The real benefit of this comparison set is not that it declares a single winner. It reveals which compromise profile feels least annoying over time.
The heart of the machine is the AMD Ryzen AI Max+ 395. CPU duties are handled by AMD Zen 5. Graphics are handled by AMD Radeon 8060S. Memory is listed at 48 GB / 64 GB / 128 GB LPDDR5X (8000 MT/s).
The CPU side is described with 16 Cores, 32 Threads, and 3.0 GHz - 5.1 GHz, which is more useful than brand names alone because it hints at how much headroom the handheld should have before emulator tuning gets annoying. On the graphics side, 40 CU, 2.9 GHz, and x86-64 helps sketch the ceiling for heavier systems, upscale experiments, and shader curiosity.
OneXFly Apex looks strongest with Game Boy (A), NES (A), Sega Genesis (A), Game Boy Advance (A), Super Nintendo (A), and PlayStation 1 (A), which gives the review something more tangible than a vague "good for retro" verdict.
If there is a weakness here, it is not necessarily fatal. It simply means the smartest pitch for this handheld is often the honest one: let it own the systems it handles confidently and do not pretend it is built to brute-force every wish list.

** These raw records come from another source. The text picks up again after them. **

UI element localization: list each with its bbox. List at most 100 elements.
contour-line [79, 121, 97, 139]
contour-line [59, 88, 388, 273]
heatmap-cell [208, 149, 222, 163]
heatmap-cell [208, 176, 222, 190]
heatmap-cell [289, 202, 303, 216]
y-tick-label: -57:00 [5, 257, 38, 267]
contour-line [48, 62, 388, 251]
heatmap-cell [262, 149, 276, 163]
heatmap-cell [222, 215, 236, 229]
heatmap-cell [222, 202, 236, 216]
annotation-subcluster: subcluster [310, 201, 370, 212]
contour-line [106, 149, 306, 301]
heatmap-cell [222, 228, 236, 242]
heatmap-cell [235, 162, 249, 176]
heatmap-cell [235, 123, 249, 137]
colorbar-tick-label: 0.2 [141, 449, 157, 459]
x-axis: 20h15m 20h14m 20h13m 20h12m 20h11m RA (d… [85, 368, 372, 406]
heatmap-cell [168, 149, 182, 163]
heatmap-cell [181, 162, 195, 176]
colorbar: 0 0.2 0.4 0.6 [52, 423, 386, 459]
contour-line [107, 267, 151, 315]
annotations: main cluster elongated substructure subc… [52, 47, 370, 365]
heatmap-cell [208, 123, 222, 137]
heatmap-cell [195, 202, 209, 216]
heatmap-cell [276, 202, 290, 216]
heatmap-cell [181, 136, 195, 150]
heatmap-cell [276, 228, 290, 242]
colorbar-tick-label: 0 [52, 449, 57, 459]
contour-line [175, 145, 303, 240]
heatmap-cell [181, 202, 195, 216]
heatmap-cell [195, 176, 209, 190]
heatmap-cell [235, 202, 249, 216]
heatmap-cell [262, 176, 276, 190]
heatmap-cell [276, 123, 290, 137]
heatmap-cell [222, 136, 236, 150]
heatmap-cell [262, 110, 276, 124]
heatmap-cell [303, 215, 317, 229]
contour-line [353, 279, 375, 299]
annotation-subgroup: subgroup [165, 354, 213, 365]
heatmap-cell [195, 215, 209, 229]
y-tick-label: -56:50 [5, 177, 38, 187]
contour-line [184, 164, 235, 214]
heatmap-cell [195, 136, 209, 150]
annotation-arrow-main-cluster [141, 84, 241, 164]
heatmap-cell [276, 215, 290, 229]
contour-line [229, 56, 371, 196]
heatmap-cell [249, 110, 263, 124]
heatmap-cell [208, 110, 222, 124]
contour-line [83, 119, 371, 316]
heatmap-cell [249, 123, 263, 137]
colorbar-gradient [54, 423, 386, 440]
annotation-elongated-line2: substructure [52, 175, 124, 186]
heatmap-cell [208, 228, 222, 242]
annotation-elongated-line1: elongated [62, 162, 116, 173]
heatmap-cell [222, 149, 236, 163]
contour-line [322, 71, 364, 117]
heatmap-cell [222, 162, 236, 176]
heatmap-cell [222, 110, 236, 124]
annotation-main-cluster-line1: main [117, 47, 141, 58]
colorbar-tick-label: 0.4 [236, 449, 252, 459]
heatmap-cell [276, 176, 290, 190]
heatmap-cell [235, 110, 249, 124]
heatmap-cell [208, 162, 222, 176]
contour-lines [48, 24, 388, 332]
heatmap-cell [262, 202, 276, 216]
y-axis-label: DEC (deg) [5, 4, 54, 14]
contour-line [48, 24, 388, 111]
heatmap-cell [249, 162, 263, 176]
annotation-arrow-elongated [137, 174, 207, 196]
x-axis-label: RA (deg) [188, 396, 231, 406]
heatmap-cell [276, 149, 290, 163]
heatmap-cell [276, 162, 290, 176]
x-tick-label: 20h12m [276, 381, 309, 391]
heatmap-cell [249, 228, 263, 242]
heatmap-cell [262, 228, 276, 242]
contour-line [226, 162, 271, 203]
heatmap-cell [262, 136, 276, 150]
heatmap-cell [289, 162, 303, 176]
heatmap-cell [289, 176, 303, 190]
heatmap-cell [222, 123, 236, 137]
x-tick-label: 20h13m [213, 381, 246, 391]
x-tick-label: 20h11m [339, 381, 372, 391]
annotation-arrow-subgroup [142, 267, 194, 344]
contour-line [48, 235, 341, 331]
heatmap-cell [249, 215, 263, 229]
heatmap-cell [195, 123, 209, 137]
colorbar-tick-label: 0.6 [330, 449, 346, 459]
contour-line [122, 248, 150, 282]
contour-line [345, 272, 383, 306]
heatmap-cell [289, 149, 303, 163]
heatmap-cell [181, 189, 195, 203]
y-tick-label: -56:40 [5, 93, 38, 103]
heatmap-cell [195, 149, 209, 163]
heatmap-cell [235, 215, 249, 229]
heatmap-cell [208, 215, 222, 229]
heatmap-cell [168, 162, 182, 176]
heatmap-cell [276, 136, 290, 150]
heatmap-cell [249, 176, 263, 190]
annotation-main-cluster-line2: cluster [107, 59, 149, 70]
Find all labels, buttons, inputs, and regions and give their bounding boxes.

OneXFly Apex is best framed as a machine for buyers who want a serious all-rounder with room for tougher systems. This category rewards shoppers who know what kind of sessions they actually play, because not every strong device is strong in the same way.

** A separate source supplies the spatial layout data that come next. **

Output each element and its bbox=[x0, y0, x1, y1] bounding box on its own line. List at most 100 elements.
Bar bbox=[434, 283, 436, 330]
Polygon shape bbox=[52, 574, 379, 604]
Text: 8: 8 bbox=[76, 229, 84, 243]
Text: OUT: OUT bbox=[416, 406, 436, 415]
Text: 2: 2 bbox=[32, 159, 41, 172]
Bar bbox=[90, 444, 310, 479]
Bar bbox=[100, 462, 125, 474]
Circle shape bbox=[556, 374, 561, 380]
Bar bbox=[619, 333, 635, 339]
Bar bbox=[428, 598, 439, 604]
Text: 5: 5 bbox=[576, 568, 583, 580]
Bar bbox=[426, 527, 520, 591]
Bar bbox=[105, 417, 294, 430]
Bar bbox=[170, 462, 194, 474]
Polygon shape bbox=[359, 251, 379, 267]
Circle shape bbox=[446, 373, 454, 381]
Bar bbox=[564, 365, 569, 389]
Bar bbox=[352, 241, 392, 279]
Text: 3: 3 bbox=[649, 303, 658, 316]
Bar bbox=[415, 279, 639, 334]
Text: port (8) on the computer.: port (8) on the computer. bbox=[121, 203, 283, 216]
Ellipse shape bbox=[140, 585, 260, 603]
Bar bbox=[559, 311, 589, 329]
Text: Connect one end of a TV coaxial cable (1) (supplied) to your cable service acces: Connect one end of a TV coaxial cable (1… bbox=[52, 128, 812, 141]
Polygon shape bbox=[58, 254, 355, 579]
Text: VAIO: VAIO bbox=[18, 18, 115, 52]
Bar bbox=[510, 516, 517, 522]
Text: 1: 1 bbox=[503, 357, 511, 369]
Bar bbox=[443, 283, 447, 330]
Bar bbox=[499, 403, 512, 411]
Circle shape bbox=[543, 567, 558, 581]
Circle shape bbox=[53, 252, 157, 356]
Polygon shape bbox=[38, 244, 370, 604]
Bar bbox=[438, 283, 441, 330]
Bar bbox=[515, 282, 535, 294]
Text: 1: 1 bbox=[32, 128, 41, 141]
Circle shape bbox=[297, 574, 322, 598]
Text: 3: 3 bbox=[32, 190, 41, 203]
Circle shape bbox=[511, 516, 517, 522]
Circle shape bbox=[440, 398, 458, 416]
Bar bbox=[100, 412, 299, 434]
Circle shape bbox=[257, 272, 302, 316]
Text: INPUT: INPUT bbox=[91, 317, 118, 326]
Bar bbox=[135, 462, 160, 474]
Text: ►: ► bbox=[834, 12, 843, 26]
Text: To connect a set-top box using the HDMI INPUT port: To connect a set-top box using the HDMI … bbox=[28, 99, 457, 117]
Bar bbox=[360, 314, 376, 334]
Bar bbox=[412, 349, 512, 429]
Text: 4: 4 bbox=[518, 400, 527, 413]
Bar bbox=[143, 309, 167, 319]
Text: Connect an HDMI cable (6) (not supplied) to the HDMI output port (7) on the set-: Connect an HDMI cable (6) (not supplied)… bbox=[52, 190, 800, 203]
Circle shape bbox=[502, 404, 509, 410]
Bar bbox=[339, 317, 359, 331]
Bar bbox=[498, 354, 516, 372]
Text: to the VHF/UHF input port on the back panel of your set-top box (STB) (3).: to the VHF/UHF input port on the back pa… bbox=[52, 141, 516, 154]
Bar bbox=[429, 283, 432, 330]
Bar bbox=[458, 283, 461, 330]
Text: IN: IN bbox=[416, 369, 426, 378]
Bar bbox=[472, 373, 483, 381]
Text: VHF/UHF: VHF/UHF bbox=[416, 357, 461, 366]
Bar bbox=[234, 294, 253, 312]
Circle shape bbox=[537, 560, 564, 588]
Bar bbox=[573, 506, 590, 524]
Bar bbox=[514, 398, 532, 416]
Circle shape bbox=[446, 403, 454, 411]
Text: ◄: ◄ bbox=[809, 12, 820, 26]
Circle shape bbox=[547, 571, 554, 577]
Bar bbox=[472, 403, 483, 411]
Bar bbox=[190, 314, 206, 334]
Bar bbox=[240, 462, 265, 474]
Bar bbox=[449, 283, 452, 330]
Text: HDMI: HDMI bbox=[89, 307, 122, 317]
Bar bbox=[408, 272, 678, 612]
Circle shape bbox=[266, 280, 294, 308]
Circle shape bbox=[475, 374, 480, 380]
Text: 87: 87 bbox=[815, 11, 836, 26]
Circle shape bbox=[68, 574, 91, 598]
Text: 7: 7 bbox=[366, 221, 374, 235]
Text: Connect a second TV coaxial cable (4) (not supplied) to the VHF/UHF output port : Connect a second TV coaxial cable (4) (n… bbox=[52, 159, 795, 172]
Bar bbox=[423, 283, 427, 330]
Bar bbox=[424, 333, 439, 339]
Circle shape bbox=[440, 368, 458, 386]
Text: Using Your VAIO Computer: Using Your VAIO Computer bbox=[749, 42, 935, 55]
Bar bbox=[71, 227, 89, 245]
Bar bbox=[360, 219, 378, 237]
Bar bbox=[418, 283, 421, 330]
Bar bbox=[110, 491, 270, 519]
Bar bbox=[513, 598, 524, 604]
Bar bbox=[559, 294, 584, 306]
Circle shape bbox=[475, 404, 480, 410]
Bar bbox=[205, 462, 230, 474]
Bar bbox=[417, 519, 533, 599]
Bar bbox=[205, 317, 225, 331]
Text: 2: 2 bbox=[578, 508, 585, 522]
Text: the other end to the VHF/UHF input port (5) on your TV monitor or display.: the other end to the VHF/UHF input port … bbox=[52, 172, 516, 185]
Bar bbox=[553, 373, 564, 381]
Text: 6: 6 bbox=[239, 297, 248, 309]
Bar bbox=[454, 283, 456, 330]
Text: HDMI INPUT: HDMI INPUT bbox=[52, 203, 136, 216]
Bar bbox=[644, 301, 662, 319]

The horizontal shape matters here because it changes comfort, portability, and the kind of nostalgia the device leans into. The fact that it runs Windows 11 / Linux (Bazzite) also affects what kind of setup work, app ecosystem, and tinkering ceiling buyers should expect.
The release timing listed as 2026 / 02 helps place it in context. Context matters because buyers are not comparing isolated products; they are comparing moments in the market.
OneXFly Apex leaves the strongest impression when you frame it as a recommendation for buyers who want a serious all-rounder with room for tougher systems. That is also what turns the buying advice from noise into something useful.
Broad emulation range is not just a catchy label here. It is the cleanest shorthand for why this device deserves attention. The compatibility profile around Game Boy (A), NES (A), Sega Genesis (A), and Game Boy Advance (A) gives it a concrete identity.
If the device sparks your interest, the smartest next click is usually GPD Win 5, followed by AYANEO Next 2, because that is where the shape of the market around it comes into focus. That is what a good review should do: not close the conversation, but sharpen the next choice.
Games shown here match systems this handheld can run at a B grade or better.